Future of work, education, and small models

  • Concern that widespread “vibe coding” and AI code generation will kill entry-level roles, deskill developers into PR reviewers, and worsen long‑term code quality.
  • Others say the main shift is that domain experts (doctors, teachers, small business owners) can build narrow tools without learning full-stack development, with engineers focusing more on architecture, verification, and “context wrangling.”
  • Debate on small/local models:
    • Some argue rapid improvement (e.g., compact models) will make on-device AI a real alternative to centralized “mainframes,” especially once good enough for many tasks.
    • Others counter that frontier cloud models remain far ahead in capability, and running strong local models is still costly and technically demanding.
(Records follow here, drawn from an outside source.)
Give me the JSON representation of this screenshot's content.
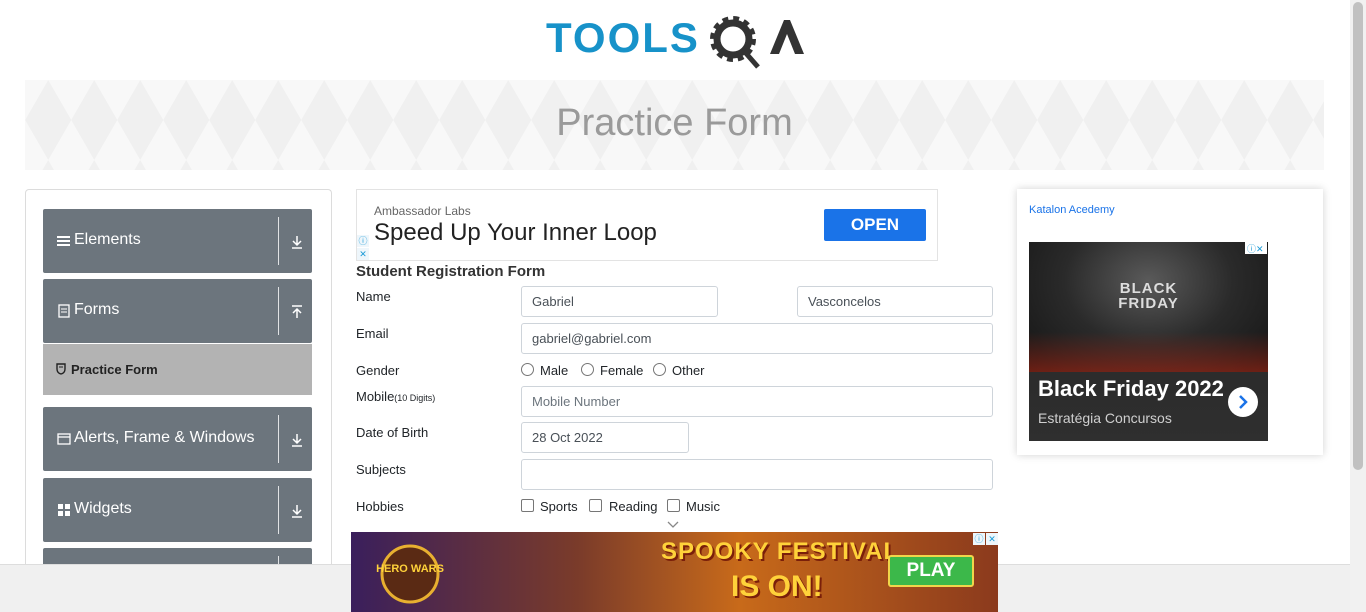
{
  "header": {
    "title": "Practice Form"
  },
  "sidebar": {
    "groups": [
      {
        "label": "Elements"
      },
      {
        "label": "Forms"
      },
      {
        "label": "Alerts, Frame & Windows"
      },
      {
        "label": "Widgets"
      }
    ],
    "active_item": "Practice Form"
  },
  "ad_top": {
    "sponsor": "Ambassador Labs",
    "headline": "Speed Up Your Inner Loop",
    "cta": "OPEN"
  },
  "form": {
    "title": "Student Registration Form",
    "labels": {
      "name": "Name",
      "email": "Email",
      "gender": "Gender",
      "mobile": "Mobile",
      "mobile_hint": "(10 Digits)",
      "dob": "Date of Birth",
      "subjects": "Subjects",
      "hobbies": "Hobbies"
    },
    "first_name": "Gabriel",
    "last_name": "Vasconcelos",
    "email": "gabriel@gabriel.com",
    "mobile_placeholder": "Mobile Number",
    "dob": "28 Oct 2022",
    "subjects": "",
    "gender_options": [
      "Male",
      "Female",
      "Other"
    ],
    "hobby_options": [
      "Sports",
      "Reading",
      "Music"
    ]
  },
  "ad_right": {
    "broken_image_alt": "Katalon Acedemy",
    "art_line1": "BLACK",
    "art_line2": "FRIDAY",
    "title": "Black Friday 2022",
    "subtitle": "Estratégia Concursos"
  },
  "ad_bottom": {
    "brand": "HERO WARS",
    "line1": "SPOOKY FESTIVAL",
    "line2": "IS ON!",
    "cta": "PLAY"
  },
  "colors": {
    "nav_bg": "#6c757d",
    "active_bg": "#b3b3b3",
    "open_btn": "#1a73e8",
    "logo_blue": "#1792c9",
    "logo_dark": "#333333"
  }
}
DevOps, deployment, and enterprise concerns

  • Several note a practical friction: adding AI to an app often forces teams to build backends just to safely proxy LLM APIs and manage keys, tests, and logging—undermining “frontend-only” or “no-backend” development.
  • Ideas for “Firebase for LLMs” or platform features to handle secure proxying, rate limiting, and tool orchestration are floated.
  • Enterprise and regulated settings raise special worries:
    • How to certify safety, security, and compliance if parts of systems are non-deterministic and poorly understood, or if vendors themselves rely heavily on LLM-generated internals.
    • How to maintain and evolve systems where no human fully understands the code the agent originally wrote.